Blinded in accident, Georgia drag racer now back behind the wheel
PHENIX CITY, Alabama - As Dan Parker climbs behind the wheel at the Phenix Motorsports Dragstrip in Phenix City, Alabama, it's pretty obvious he's not your typical driver.
For one, Parker is blind.
He's driving with a friend in the passenger seat and an onboard guidance system that uses tones to help him stay on the center line of the strip.
Because Dan Parker, who lives in Columbus, Georgia, is determined to find a way to race again.
"My ultimate goal is to become the world's fastest blind man," Parker says. "A blind man in Europe has been 200.4 miles per hour. So, my plan is, we're going to bring that record home to the United States."
It's been a long road for Dan Parker, with a lot of twists and turns.
The night of March 31, 2012, the 47-year was behind the wheel of a "pro modified" vehicle he had built himself, his girlfriend Jennifer Stegall watching from the stands, when Parker lost control of the car.
"Right past the 1/8th mile, the car made a hard turn right," Stegall remembers.
Parker hit the wall going 175 miles an hour, splitting his car in two, and leaving him badly injured.
"And I didn't see the impact when he hit the wall, I just jumped out of the stands and ran," Stegall says.
"I have no memory at all of the wreck," Dan Parker says. "They brought me out of the coma two weeks later."
That's when doctors discovered Dan's injuries had caused his brain to swell inside his skull, compressing and permanently damaging his optic nerve.
He awoke blind.
"Basically my life was over as I knew it," Parker says. "I had my own business. I had a career racing drag racing cars. Everything in life that I enjoyed was no longer a possibility."
Back at home, he felt lost.
"[He was] Just sad, withdrawn," Jennifer Stegall remembers. "He'd sleep a lot."
But 6 weeks after he came home, Dan Parker went back to his shop, and got back on a milling machine, cutting metal, by using his hands to measure and guide him.
He would teach himself how to do the things he loved, even if he had to do them a little differently.
"I was not going to let blindness win," he says. "I was not going to let it take away my passions in life."
Then, 2 years ago, Dan found Orcam, a wearable device that uses artificial intelligence to help blind and visually-impaired people read.
"So anything that is in print, it takes a picture of and reads for them. And it's got a speaker that comes into their ear," Brad Brautman, Orcam's regional sales manager explains.
At the time, the Orcam was selling for about $3,500, which was too much for Parker to afford.
But, that changed when, after 5 years of pushing himself, he found a job.

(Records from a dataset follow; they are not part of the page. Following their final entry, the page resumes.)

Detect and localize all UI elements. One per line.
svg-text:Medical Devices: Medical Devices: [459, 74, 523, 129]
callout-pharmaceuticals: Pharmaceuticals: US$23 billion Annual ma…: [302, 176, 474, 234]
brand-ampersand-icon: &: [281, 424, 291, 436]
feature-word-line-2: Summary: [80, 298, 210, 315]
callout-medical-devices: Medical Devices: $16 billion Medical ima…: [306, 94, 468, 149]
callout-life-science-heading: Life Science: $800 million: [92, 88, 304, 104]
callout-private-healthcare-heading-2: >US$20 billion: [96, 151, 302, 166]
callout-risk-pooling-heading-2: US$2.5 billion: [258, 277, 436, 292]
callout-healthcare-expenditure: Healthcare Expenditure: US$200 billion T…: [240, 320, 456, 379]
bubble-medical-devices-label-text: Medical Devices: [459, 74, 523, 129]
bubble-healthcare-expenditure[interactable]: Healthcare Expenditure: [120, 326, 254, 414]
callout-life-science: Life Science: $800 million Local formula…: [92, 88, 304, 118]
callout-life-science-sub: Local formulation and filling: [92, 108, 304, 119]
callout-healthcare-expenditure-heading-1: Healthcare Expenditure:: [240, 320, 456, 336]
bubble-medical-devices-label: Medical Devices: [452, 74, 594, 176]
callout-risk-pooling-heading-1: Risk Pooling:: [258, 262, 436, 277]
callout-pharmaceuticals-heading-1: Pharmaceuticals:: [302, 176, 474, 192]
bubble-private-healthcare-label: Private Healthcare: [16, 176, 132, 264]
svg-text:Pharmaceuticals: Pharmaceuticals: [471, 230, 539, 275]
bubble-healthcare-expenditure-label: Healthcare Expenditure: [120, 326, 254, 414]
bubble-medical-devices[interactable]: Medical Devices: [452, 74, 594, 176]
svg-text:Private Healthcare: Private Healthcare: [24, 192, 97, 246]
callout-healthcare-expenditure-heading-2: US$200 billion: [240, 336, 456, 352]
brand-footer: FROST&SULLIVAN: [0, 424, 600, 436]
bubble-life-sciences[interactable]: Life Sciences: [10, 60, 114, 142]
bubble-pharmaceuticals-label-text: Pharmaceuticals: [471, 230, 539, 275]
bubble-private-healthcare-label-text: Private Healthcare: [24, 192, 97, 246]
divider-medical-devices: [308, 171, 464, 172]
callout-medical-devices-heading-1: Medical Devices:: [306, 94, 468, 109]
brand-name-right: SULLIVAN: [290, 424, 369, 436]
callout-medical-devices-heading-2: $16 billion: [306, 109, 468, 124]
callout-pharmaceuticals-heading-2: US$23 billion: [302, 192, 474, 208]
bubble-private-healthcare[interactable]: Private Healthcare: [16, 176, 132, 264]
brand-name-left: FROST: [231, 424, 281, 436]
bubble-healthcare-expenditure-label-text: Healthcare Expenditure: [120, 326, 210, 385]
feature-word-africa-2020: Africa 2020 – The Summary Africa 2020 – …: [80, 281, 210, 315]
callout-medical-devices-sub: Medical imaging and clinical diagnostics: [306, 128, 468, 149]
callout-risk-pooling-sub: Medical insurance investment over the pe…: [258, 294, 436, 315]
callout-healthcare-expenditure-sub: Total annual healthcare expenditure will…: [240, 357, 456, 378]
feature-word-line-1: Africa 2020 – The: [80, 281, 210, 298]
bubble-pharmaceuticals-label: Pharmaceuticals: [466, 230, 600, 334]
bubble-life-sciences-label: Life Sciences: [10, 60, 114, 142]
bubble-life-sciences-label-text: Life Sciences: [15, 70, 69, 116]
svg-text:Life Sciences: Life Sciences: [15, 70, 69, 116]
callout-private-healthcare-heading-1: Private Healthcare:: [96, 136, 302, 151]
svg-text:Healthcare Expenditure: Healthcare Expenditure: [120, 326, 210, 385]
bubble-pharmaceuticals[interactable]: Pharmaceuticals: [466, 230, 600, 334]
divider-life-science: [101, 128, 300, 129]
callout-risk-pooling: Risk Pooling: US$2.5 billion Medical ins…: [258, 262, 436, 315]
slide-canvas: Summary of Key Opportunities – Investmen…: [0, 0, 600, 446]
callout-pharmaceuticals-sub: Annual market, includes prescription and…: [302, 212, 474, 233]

"I'm a paraprofessional at a local high school, teaching machine shop," Parker says.
The school system bought Dan's Orcam, which allows him to read the materials he uses to teach.
Outside of school, he can use it to read his beloved hot rod magazines, look over restaurant menus and recognize money.
"You can verify, I gave them a $20. But on the fly, you can verify, 'Okay, they gave me 11 dollars back. I got a $10 and a $1."
The camera is clipped to a pair of glasses Parker wears.
"It's small enough to wear people don't even notice it," Brad Brautman says.
But, Dan Parker doesn't being noticed, at least on the drag strip, where each practice run brings his a little closer to his dream of competing again.
"It's huge, it is huge," Parker smiles. "To be able to get back that part of your life is, it's huge."